Reputation: 2372
I have some data that I am not sure how bet to analyze. It is currently in Excel and will need to fiddling to get to work in R, I am sure. I have a set of targets, their sizes and color. I also have users, the condition and their score for each target.
So the first table look like this:
Target, 1, 2, 3, 4, 5 ...
Size, L, M, L, S, L ...
Color R, B, G, B, R ...
Then I have all the user data that has a column for the user id, a column for the device, then a column for the score on each target.
User, Condition, 1, 2, 3, ...
1 A 5, 2, 8, ...
1 D 2, 4, 6, ...
2 A 1, 4, 6, ...
2 B 5, 8, 3, ...
I mainly want to run an ANOVA between the 4 conditions so see if the mean scores are the same on L targets, or R targets for example.
I have never had to use a 2nd table to filter or look up data like this.
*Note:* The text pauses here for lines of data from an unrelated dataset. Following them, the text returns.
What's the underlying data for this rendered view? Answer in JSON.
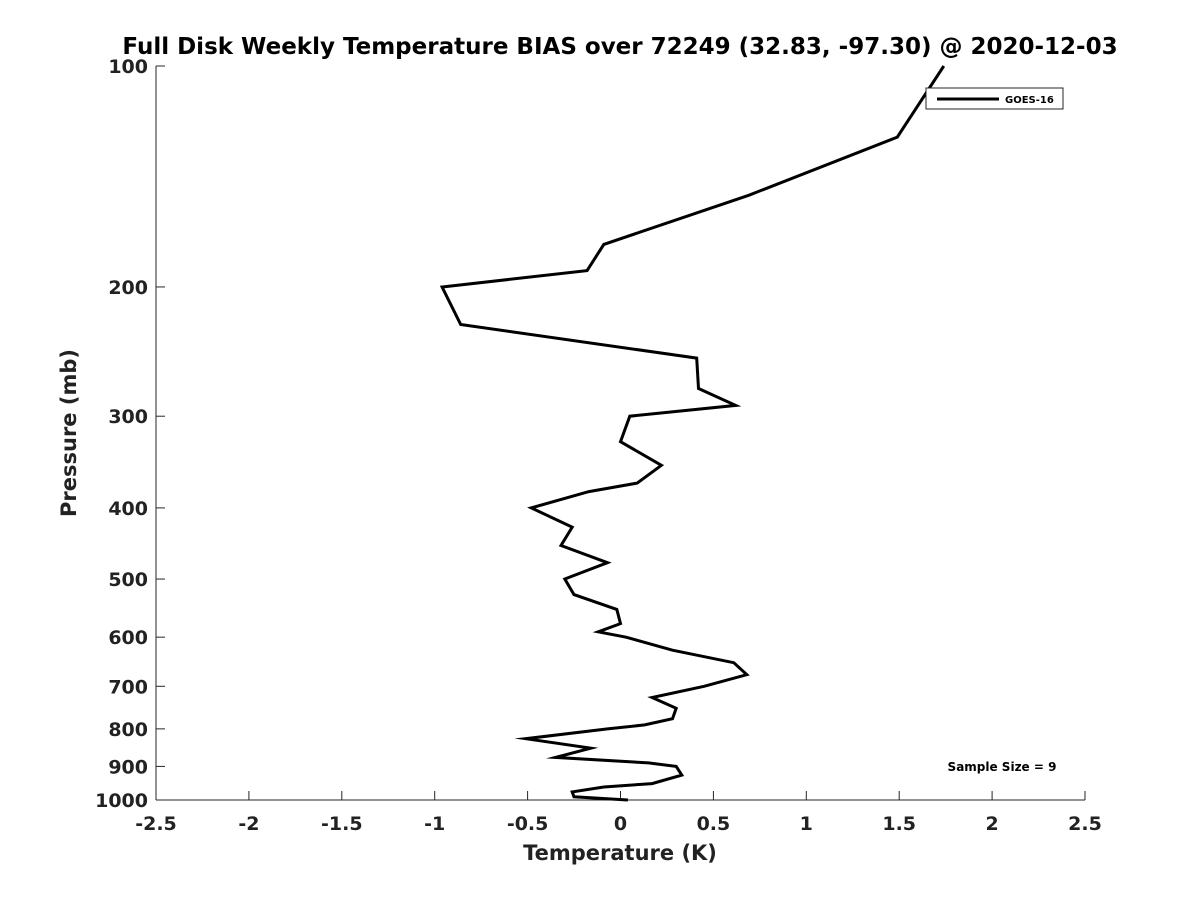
{
  "chart_data": {
    "type": "line",
    "title": "Full Disk Weekly Temperature BIAS over 72249 (32.83, -97.30) @ 2020-12-03",
    "xlabel": "Temperature (K)",
    "ylabel": "Pressure (mb)",
    "xlim": [
      -2.5,
      2.5
    ],
    "ylim": [
      1000,
      100
    ],
    "y_scale": "log",
    "y_direction": "reversed",
    "grid": false,
    "legend_position": "top-right",
    "x_ticks": [
      "-2.5",
      "-2",
      "-1.5",
      "-1",
      "-0.5",
      "0",
      "0.5",
      "1",
      "1.5",
      "2",
      "2.5"
    ],
    "y_ticks": [
      "100",
      "200",
      "300",
      "400",
      "500",
      "600",
      "700",
      "800",
      "900",
      "1000"
    ],
    "series": [
      {
        "name": "GOES-16",
        "color": "#000000",
        "points": [
          {
            "x": 1.74,
            "y": 100
          },
          {
            "x": 1.49,
            "y": 125
          },
          {
            "x": 0.69,
            "y": 150
          },
          {
            "x": -0.09,
            "y": 175
          },
          {
            "x": -0.18,
            "y": 190
          },
          {
            "x": -0.96,
            "y": 200
          },
          {
            "x": -0.86,
            "y": 225
          },
          {
            "x": 0.41,
            "y": 250
          },
          {
            "x": 0.42,
            "y": 275
          },
          {
            "x": 0.62,
            "y": 290
          },
          {
            "x": 0.05,
            "y": 300
          },
          {
            "x": 0.0,
            "y": 325
          },
          {
            "x": 0.22,
            "y": 350
          },
          {
            "x": 0.09,
            "y": 370
          },
          {
            "x": -0.17,
            "y": 380
          },
          {
            "x": -0.48,
            "y": 400
          },
          {
            "x": -0.26,
            "y": 425
          },
          {
            "x": -0.32,
            "y": 450
          },
          {
            "x": -0.07,
            "y": 475
          },
          {
            "x": -0.3,
            "y": 500
          },
          {
            "x": -0.25,
            "y": 525
          },
          {
            "x": -0.02,
            "y": 550
          },
          {
            "x": 0.0,
            "y": 575
          },
          {
            "x": -0.12,
            "y": 590
          },
          {
            "x": 0.03,
            "y": 600
          },
          {
            "x": 0.28,
            "y": 625
          },
          {
            "x": 0.61,
            "y": 650
          },
          {
            "x": 0.68,
            "y": 675
          },
          {
            "x": 0.45,
            "y": 700
          },
          {
            "x": 0.17,
            "y": 725
          },
          {
            "x": 0.3,
            "y": 750
          },
          {
            "x": 0.28,
            "y": 775
          },
          {
            "x": 0.13,
            "y": 790
          },
          {
            "x": -0.07,
            "y": 800
          },
          {
            "x": -0.51,
            "y": 825
          },
          {
            "x": -0.16,
            "y": 850
          },
          {
            "x": -0.35,
            "y": 875
          },
          {
            "x": 0.15,
            "y": 890
          },
          {
            "x": 0.3,
            "y": 900
          },
          {
            "x": 0.33,
            "y": 925
          },
          {
            "x": 0.17,
            "y": 950
          },
          {
            "x": -0.09,
            "y": 960
          },
          {
            "x": -0.26,
            "y": 975
          },
          {
            "x": -0.25,
            "y": 990
          },
          {
            "x": 0.04,
            "y": 1000
          }
        ]
      }
    ],
    "annotations": [
      "Sample Size = 9"
    ]
  }
}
How do I do this?
Upvotes: 2
Views: 460
Reputation: 83215
A possible alternative solution is joining the look-up table with the dataframe:
1. Some example data (same as @chl used in his answer, but with a dataframe instead of a list for the look-up values):
lut <- data.frame(Target=1:5, Size=c("L","M","L","S","L"), Color=c("R","B","G","B","R"))
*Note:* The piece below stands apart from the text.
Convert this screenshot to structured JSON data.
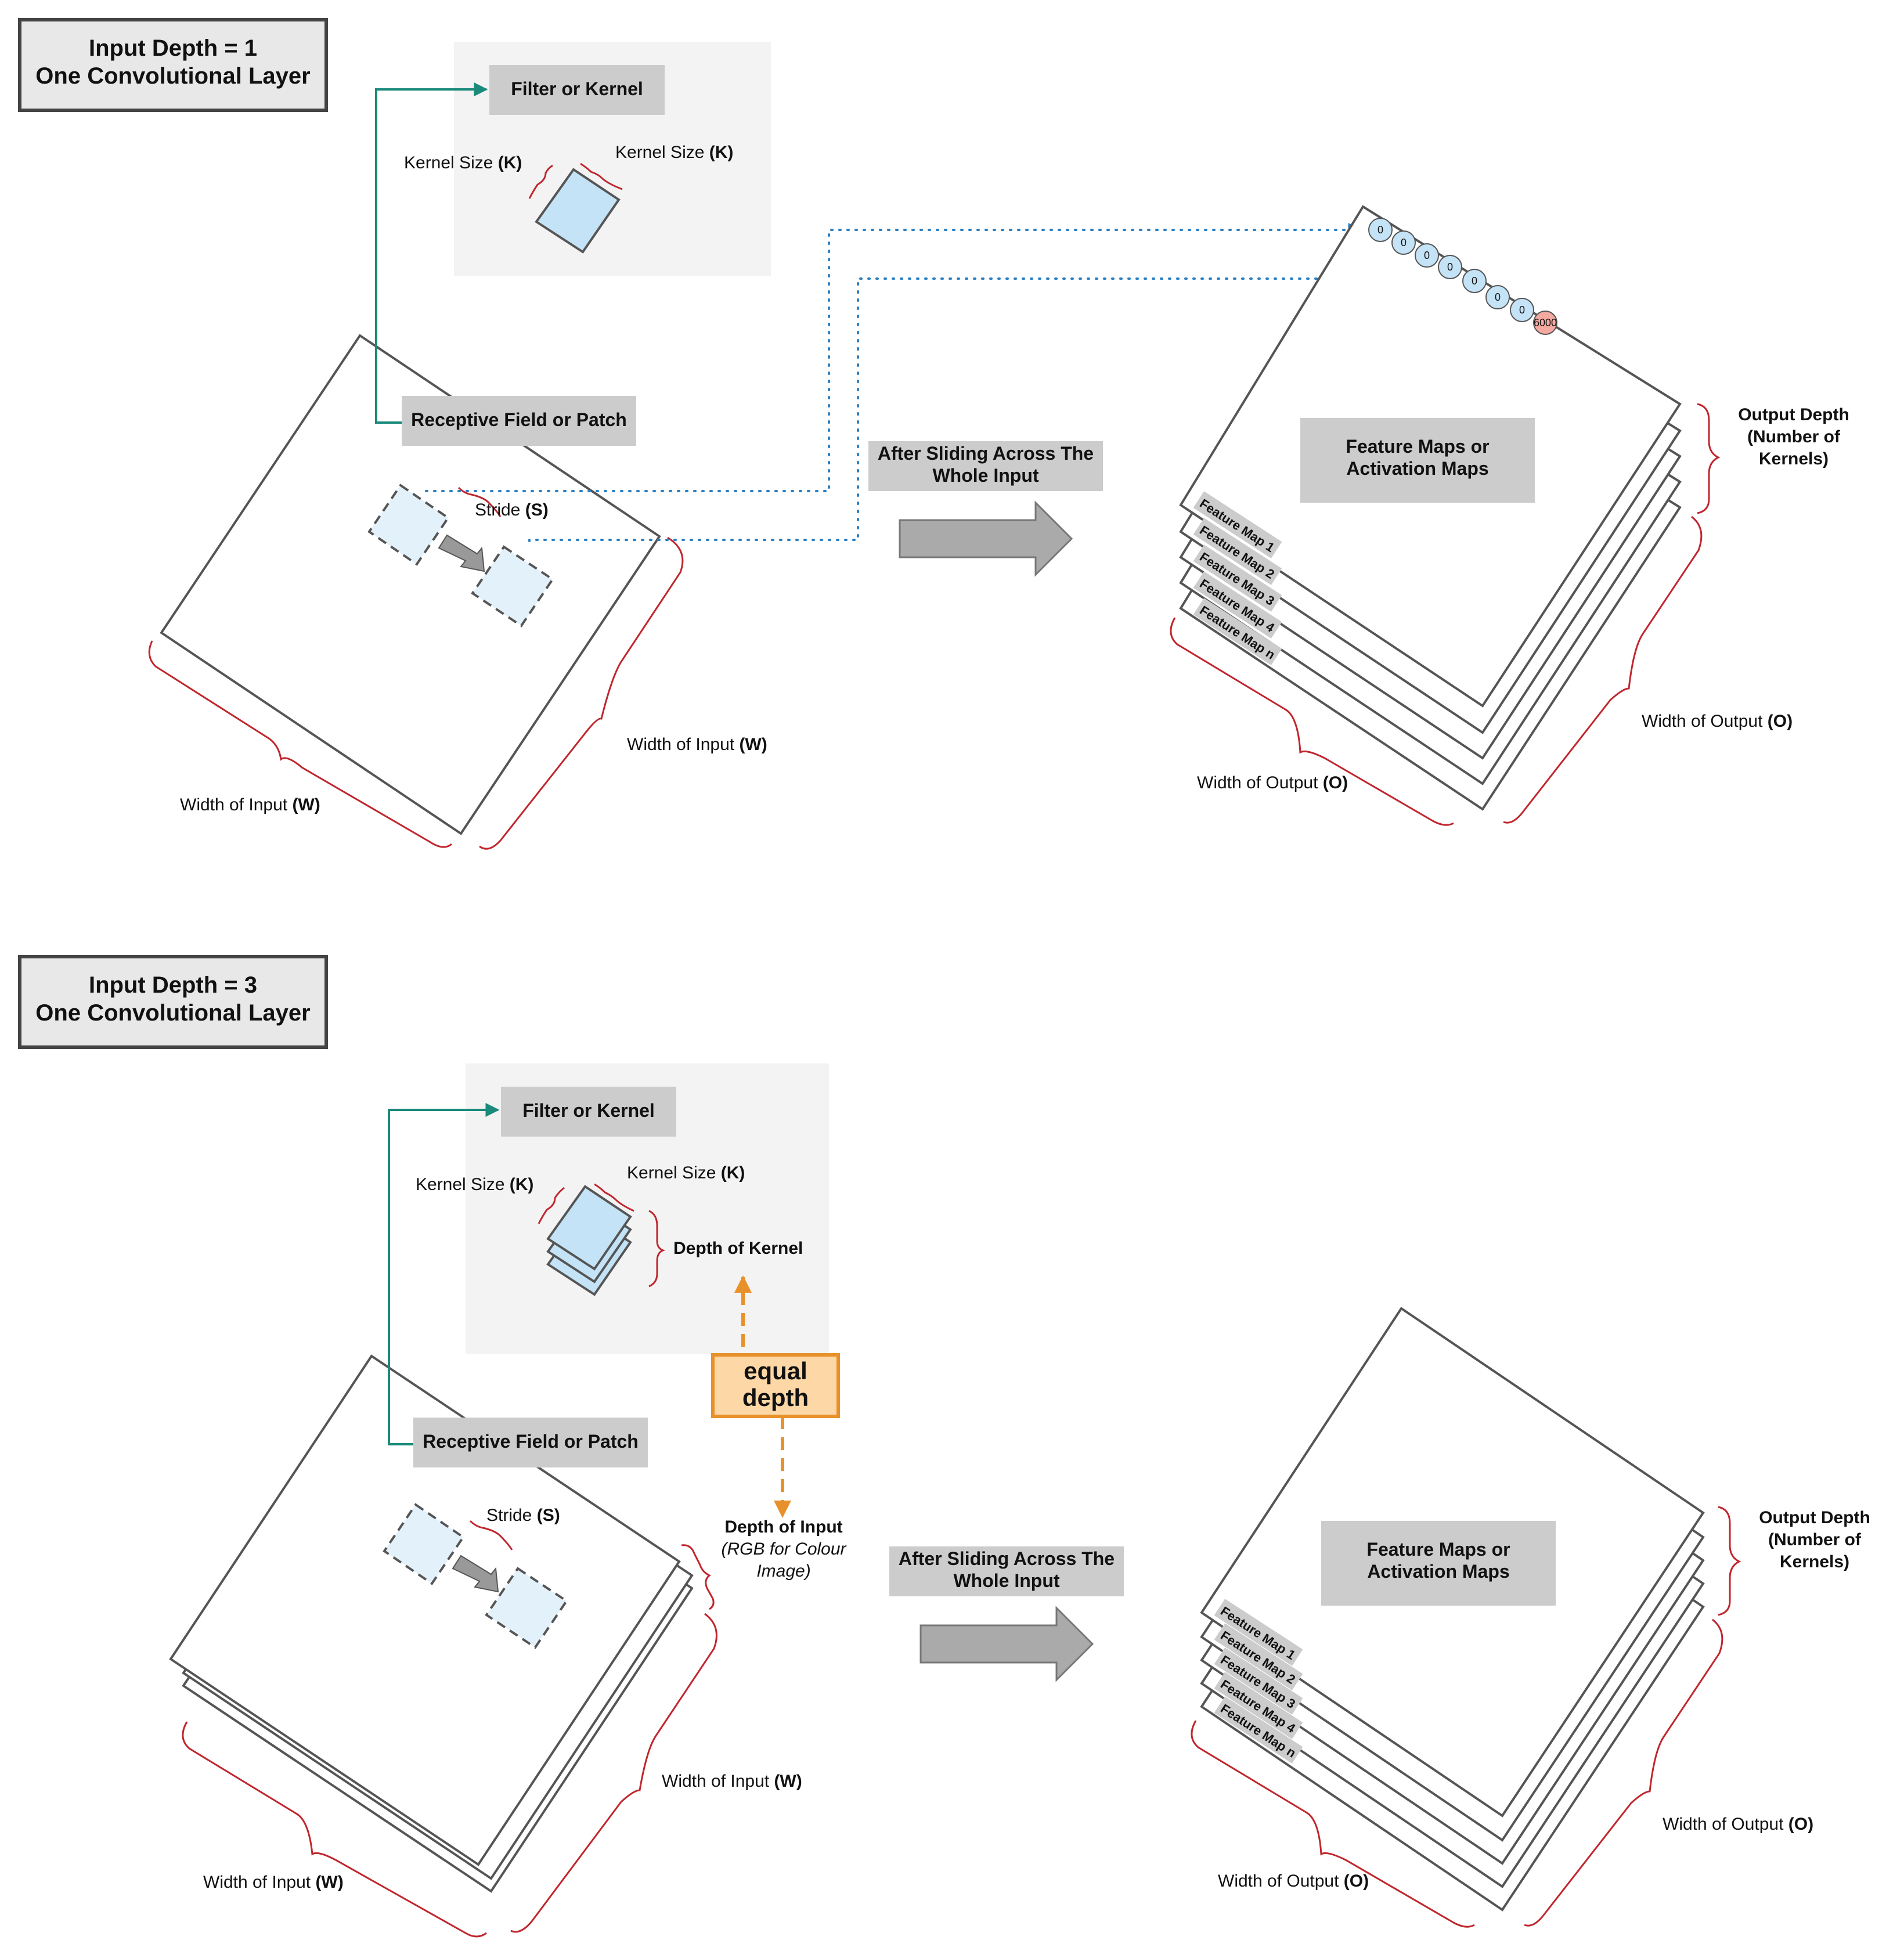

df1 <- data.frame(rep(1:2, each=2), c("A","D","A","B"),
c(5,2,1,5), c(2,4,4,8), c(8,6,6,3))
names(df1) <- c("user", "condition", 1:3)
2. with the data.table package you can transform the dataframe to a data.table and to long format (which works the same as with reshape2)
dt.melt <- melt(setDT(df1), id=c("user","condition"),
variable.factor = FALSE)[, variable := as.numeric(variable)]
3. join with the look-up table in order to add the matching values of Size
and Color
to the long data.table:
dt.melt[lut, on = c("variable" = "Target"), nomatch=0]
or:
lut[dt.melt, on = c("Target" = "variable")]
which both result in:
user condition variable value Size Color
1: 1 A 1 5 L R
2: 1 D 1 2 L R
3: 2 A 1 1 L R
4: 2 B 1 5 L R
5: 1 A 2 2 M B
6: 1 D 2 4 M B
7: 2 A 2 4 M B
8: 2 B 2 8 M B
9: 1 A 3 8 L G
10: 1 D 3 6 L G
11: 2 A 3 6 L G
12: 2 B 3 3 L G
You can also bind this together in one call:
dt.melt <- melt(setDT(df1), id=c("user","condition"),
variable.factor = FALSE)[, variable := as.numeric(variable)
][lut, on = c("variable" = "Target"), nomatch=0]
With the combination of dplyr and tidyr you can achieve the same:
library(dplyr)
library(tidyr)
df.new <- df1 %>%
gather(variable, value, -c(1:2)) %>%
mutate(variable = as.numeric(as.character(variable))) %>%
left_join(., lut, by = c("variable" = "Target"))
which will give the same result:
> df.new
user condition variable value Size Color
1 1 A 1 5 L R
2 1 D 1 2 L R
3 2 A 1 1 L R
4 2 B 1 5 L R
5 1 A 2 2 M B
6 1 D 2 4 M B
7 2 A 2 4 M B
8 2 B 2 8 M B
9 1 A 3 8 L G
10 1 D 3 6 L G
11 2 A 3 6 L G
12 2 B 3 3 L G
Upvotes: 2
Reputation: 29367
Quick and dirty solution (because I believe someone will certainly propose a more elegant solution avoiding loop):
tab1 <- list(Target=1:5, Size=c("L","M","L","S","L"), Color=c("R","B","G","B","R"))
tab2 <- data.frame(rep(1:2, each=2), c("A","D","A","B"),
c(5,2,1,5), c(2,4,4,8), c(8,6,6,3))
names(tab2) <- c("User", "Condition", 1:3)
library(reshape)
tab2.melt <- melt(tab2, measure.vars=3:5)
for (i in 1:nrow(tab2.melt)) {
tab2.melt$Size[i] <- tab1$Size[tab1$Target==as.numeric(tab2.melt$variable[i])]
tab2.melt$Color[i] <- tab1$Color[tab1$Target==as.numeric(tab2.melt$variable[i])]
}
I am assuming you are able to import your data into R, but you may want to adapt the above code if the data structure isn't the one you show in your excerpt. Basically, the idea is to consider your Target
code as a way to index Size
and Color
levels, which we need in the final data.frame
for each repeated measurement (on the ith subject).
The updated data.frame
looks like:
> head(tab2.melt)
User Condition variable value Size Color
1 1 A 1 5 L R
2 1 D 1 2 L R
3 2 A 1 1 L R
4 2 B 1 5 L R
5 1 A 2 2 M B
6 1 D 2 4 M B
From there, you can perform a 3-way ANOVA or study specific contrasts.
Upvotes: 2